这山间的驿道好不安静,往来无人,只清楚听得些出来觅食的鸟叫。这个冬天虽还不曾落雪,雨冻却是下了两天了,地面的泥壤已是带着些小冰渣儿,把方圆气氛染得很是萧瑟,只交织连绵的车辙昭示着它的繁碌。
这山既不多高也不甚大,只是个中山头凌乱座落,蜿蜿蜒蜒不知多少里许。据左近老辈人说起,先时当地有很不少人进到深处去后都迷了路,或是困个一天两天,受些冷暖饥饿,或是体肤受创皮肉挂了彩,总之是叫人吃了些亏。于是也不知谁先叫起,只从此,这山便有了个“盲山”的名儿。盲山原并不出名,只是四年前的发现让这里闹腾了起来。
那年十月,有个叫老幺的中年佃户入山打野味,走了深处去,竟无意发现了一口溶洞。这老实佃户原只想进去避避暑气,顺着洗个澡,喝口山泉水,哪想这溶洞淅出的水流看着清皎明净,入口却极是咸涩,实在喝不得,很是怪异。
老幺原是盲山脚下的佃户,给本村一个财主种地。平日里在东家的田场打理,每年春夏种收禾稻,秋冬时节雨水不足,便在收割完的田地上种些苞米和黍谷。农忙之余,老幺常上盲山打些野味,采些浆果,挖些野菜,养活一双子女及自己夫妇四口。
时年好,雨顺风调,东家打的粮食多了,给佃农的劳资也就丰厚些,一家四口的日子总算还过得去。
有一年,东家打了一千二百担谷子,算是难得的丰年。那年东家给三十几户的佃农各匀了二百斤陈年黍米、一百斤碎玉米,年关时每家还均发了十斤粳米和一斤肥猪肉。
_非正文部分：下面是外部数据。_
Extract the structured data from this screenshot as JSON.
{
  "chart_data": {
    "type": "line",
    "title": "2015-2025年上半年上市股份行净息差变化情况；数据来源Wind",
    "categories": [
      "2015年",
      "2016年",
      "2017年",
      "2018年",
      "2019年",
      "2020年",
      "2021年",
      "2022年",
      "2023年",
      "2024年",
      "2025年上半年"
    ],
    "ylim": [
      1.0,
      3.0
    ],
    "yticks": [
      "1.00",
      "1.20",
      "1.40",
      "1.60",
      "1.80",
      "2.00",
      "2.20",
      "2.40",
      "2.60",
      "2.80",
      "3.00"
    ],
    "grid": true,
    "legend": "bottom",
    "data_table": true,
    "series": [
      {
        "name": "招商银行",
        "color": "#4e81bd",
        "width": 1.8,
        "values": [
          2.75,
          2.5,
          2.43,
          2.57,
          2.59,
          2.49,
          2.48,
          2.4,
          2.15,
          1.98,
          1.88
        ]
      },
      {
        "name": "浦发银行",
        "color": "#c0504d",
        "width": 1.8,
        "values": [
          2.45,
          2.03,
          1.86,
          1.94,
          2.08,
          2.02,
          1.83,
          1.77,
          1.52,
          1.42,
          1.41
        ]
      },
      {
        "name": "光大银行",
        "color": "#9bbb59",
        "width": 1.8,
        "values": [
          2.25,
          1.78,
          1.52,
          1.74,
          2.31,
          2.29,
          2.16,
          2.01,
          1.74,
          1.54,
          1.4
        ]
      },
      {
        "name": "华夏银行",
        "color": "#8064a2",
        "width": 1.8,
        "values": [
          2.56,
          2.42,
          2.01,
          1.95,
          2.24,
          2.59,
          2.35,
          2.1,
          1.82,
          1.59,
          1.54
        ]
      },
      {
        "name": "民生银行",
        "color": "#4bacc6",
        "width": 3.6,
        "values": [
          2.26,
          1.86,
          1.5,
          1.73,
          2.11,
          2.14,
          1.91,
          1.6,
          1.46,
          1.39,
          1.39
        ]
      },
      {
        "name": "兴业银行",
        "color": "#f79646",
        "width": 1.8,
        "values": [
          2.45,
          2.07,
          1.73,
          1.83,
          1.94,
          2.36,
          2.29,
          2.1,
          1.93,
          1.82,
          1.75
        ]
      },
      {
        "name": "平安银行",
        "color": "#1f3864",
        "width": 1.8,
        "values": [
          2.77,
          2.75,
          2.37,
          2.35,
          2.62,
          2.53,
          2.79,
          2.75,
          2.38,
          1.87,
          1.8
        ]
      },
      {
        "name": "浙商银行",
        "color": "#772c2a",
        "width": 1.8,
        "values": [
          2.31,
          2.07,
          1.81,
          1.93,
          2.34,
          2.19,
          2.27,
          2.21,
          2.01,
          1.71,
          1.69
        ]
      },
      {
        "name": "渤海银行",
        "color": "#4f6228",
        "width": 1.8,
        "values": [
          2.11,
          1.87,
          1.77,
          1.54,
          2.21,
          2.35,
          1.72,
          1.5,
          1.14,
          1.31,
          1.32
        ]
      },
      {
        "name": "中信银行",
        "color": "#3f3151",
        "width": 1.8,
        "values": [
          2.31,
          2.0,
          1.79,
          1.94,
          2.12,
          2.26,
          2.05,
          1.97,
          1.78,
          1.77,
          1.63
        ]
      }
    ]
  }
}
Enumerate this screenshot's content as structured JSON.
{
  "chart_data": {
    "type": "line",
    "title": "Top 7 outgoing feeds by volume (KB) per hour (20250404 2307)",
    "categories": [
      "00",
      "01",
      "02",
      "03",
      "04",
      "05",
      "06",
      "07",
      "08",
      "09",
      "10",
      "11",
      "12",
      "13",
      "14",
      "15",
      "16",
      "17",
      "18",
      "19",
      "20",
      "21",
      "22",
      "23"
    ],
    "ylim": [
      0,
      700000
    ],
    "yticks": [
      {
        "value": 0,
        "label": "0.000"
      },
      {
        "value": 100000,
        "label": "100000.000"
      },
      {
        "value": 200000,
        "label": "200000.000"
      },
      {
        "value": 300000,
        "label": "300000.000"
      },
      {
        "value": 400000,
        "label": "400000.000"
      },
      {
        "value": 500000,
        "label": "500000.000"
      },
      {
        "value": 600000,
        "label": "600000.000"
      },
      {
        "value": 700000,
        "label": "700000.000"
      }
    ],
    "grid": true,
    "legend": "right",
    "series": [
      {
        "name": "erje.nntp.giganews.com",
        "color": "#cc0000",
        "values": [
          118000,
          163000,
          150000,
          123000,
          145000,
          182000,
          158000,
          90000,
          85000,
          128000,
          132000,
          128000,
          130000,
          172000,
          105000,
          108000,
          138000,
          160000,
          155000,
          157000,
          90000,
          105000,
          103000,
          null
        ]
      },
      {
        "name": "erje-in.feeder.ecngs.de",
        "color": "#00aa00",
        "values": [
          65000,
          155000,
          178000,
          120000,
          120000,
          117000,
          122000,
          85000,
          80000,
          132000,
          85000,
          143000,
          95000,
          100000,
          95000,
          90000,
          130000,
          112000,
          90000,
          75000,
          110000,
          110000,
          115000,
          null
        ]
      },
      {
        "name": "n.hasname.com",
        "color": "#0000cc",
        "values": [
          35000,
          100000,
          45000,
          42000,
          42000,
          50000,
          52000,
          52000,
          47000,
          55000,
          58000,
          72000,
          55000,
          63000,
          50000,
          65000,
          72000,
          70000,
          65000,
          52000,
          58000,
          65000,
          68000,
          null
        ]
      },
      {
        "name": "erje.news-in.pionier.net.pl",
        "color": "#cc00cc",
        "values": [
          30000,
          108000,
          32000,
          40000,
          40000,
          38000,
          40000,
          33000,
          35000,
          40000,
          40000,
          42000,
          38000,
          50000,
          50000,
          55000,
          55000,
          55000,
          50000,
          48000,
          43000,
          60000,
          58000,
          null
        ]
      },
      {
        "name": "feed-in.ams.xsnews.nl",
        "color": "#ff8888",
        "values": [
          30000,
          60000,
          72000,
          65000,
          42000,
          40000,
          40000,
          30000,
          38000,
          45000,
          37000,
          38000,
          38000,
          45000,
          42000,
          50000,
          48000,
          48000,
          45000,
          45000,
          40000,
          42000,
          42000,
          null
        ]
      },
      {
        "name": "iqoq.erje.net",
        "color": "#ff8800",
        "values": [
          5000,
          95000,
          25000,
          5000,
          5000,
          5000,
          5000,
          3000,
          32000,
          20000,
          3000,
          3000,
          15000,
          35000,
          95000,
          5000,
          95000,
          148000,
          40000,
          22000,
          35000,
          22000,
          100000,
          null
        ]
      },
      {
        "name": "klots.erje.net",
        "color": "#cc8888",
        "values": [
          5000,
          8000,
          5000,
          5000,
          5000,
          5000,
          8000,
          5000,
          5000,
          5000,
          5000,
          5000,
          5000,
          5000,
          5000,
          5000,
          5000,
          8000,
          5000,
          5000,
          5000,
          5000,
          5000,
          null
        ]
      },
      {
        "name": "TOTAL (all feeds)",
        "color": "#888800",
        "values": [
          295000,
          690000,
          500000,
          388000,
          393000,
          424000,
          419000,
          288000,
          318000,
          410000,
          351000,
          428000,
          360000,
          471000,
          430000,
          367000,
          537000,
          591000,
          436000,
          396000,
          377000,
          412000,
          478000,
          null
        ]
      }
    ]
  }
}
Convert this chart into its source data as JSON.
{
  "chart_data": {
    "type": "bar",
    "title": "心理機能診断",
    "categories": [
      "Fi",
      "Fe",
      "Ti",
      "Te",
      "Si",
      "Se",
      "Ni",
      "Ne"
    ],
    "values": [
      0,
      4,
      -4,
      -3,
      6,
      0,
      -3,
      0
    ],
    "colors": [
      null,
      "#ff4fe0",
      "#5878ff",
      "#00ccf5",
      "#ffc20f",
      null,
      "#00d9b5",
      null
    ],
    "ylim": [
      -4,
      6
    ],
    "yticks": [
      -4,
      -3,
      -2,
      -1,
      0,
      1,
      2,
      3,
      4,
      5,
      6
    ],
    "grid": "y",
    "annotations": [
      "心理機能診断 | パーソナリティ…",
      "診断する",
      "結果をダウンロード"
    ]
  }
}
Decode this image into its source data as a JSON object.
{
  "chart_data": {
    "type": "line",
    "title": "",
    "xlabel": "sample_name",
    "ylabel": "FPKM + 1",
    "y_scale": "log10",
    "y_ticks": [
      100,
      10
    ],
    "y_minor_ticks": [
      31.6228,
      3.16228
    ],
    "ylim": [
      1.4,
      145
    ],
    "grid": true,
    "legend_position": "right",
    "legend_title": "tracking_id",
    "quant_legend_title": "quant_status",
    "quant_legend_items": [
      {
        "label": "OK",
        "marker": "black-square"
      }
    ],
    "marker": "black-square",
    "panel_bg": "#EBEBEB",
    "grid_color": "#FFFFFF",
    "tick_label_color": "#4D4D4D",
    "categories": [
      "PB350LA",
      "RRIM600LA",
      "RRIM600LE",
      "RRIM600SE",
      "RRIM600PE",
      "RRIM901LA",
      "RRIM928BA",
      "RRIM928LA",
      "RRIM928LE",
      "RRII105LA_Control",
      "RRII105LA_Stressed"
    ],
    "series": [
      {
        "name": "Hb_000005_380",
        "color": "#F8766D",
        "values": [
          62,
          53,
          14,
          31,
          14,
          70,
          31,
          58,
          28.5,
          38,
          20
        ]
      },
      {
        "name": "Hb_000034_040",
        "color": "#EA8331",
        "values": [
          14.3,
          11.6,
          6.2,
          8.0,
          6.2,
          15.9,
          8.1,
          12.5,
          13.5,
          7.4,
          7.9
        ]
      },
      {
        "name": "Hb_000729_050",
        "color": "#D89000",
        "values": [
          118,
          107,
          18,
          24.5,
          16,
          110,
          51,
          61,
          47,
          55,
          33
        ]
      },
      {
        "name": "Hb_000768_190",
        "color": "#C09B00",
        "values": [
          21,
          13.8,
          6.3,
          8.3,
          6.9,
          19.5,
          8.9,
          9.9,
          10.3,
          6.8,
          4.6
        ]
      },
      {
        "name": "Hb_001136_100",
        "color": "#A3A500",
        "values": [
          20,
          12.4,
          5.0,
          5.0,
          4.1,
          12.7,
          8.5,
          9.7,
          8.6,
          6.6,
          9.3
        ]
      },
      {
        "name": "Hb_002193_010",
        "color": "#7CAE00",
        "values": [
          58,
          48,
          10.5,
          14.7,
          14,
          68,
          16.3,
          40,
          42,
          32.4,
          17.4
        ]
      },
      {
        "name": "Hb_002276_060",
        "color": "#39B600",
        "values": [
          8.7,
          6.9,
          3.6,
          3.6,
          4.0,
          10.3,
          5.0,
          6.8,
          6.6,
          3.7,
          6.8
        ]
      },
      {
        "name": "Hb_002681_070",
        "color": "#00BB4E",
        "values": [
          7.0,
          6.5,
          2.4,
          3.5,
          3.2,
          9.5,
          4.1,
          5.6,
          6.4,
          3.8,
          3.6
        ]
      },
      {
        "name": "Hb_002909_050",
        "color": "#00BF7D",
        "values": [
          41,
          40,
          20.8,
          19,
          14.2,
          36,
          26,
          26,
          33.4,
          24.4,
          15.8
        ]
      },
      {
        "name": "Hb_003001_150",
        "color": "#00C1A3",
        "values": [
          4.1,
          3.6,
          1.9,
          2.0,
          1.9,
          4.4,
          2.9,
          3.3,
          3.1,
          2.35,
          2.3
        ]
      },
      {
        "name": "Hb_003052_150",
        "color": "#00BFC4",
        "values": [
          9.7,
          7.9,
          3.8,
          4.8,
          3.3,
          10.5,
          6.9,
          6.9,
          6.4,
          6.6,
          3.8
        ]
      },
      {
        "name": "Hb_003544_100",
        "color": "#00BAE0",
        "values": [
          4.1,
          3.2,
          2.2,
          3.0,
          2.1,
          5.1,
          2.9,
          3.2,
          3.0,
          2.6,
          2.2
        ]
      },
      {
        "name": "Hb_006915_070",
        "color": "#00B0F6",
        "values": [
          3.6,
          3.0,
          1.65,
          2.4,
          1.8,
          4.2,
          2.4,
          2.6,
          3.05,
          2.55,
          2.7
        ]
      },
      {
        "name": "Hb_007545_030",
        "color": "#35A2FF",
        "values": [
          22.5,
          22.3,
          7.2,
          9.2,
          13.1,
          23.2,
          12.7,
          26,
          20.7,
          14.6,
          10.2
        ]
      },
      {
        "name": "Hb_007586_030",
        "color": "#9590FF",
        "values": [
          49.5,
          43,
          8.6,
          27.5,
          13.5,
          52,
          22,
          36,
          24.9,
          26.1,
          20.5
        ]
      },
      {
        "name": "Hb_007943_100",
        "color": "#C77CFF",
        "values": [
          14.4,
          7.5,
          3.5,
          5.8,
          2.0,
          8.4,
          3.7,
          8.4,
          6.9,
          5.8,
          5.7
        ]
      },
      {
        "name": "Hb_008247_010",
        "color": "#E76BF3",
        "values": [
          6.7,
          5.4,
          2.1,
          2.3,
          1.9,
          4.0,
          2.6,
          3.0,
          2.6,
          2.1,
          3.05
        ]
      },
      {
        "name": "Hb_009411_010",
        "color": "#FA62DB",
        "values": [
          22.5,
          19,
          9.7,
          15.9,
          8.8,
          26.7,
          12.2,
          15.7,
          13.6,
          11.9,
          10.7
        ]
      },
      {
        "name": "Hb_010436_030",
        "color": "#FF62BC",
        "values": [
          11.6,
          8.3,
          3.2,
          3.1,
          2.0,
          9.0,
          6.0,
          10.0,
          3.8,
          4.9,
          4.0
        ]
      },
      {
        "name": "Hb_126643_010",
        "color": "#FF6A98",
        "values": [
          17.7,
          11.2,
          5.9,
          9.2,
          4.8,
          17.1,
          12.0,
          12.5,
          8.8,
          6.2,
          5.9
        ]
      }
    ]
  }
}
那可是老幺这一辈子最最富足的一年,婆娘每天煮的粥比往年都稠,米缸也不曾见底,子女也不曾唤过饿。
只是这般好的时年,老幺三十几年里只记得有这一次。四年前是个平年,东家打了九百六十担谷子,每户佃农只领得百七十斤黍谷和五十斤碎玉米,日子虽还可过得去,但挨饿总是少不了的。好在老幺自小在盲山脚下长大,又总有使不完的气力,和往年一样,农忙一完就背着斧头上了山,去觅些腊冬里的储粮。
老幺的祖上原本也是有田地的,只是在爷爷手上抵给了别人,使老幺的父亲只得做了佃农。父亲死得早,老幺没有法儿,十三岁便接过父亲的镐头,也做了这财主的一个小佃户。老幺原以为这辈子要像他父亲那般,终有一天会在农忙里交待了他的生命。
回到四年前的十月,老幺拿着斧头进了山里,跑到了深处,设了很不少的陷阱,三天下来,打到了一只獐子和两只野兔,一只野鸡,可乐坏了老幺,“这下婆娘和娃儿们可多吃好些天的饱了”。
回来路上,老幺找水解渴时穿过一片榆林,在那榆林边上看到一口溶洞,一股涓流自洞口流了出来,在下方十几丈远处积成一个小潭。老幺驮着这清了内脏的五六十斤野味已多时,可出了一身臭汗,正是热渴难耐,便脱了衣服在那潭中洗了个澡。澡后跑到上游掬了一抔水喝下,乖乖,可了不得,这水流看虽清净见底,不想入口却是咸涩无比,让老幺好不郁闷。
一路好走,总算是到了家,晚上炖了兔肉全家吃了个饱胀。夜里老幺将山里的这些个事故都说给了婆娘听,早起婆娘又说道给了邻居听。这村落里本就没有甚么佐料、事迹,老幺在山里见着溶洞,喝了咸水的事迹没几天便传开了去。
半十多天后早饭,老幺一家正在屋里喝着黍米粥,一个陌生的粗犷声音在外面吆喝了开来,“这里住的可是老幺大哥一家?”
老幺咋听一讷,小心踱到门口,推开一边门廊,瞧见是三个中年大汉立在篱笆屯边,身上都着了制式披衣,腰背还都别着麻黄的伏包。老幺听说过,着制式装服的可都是官差,这下老幺心里既惊且惧,一时傻望着三人不知答话。两个呼吸后,左近的是一个黑大个中年,忍不住再次问起,“这里住的可是老幺?”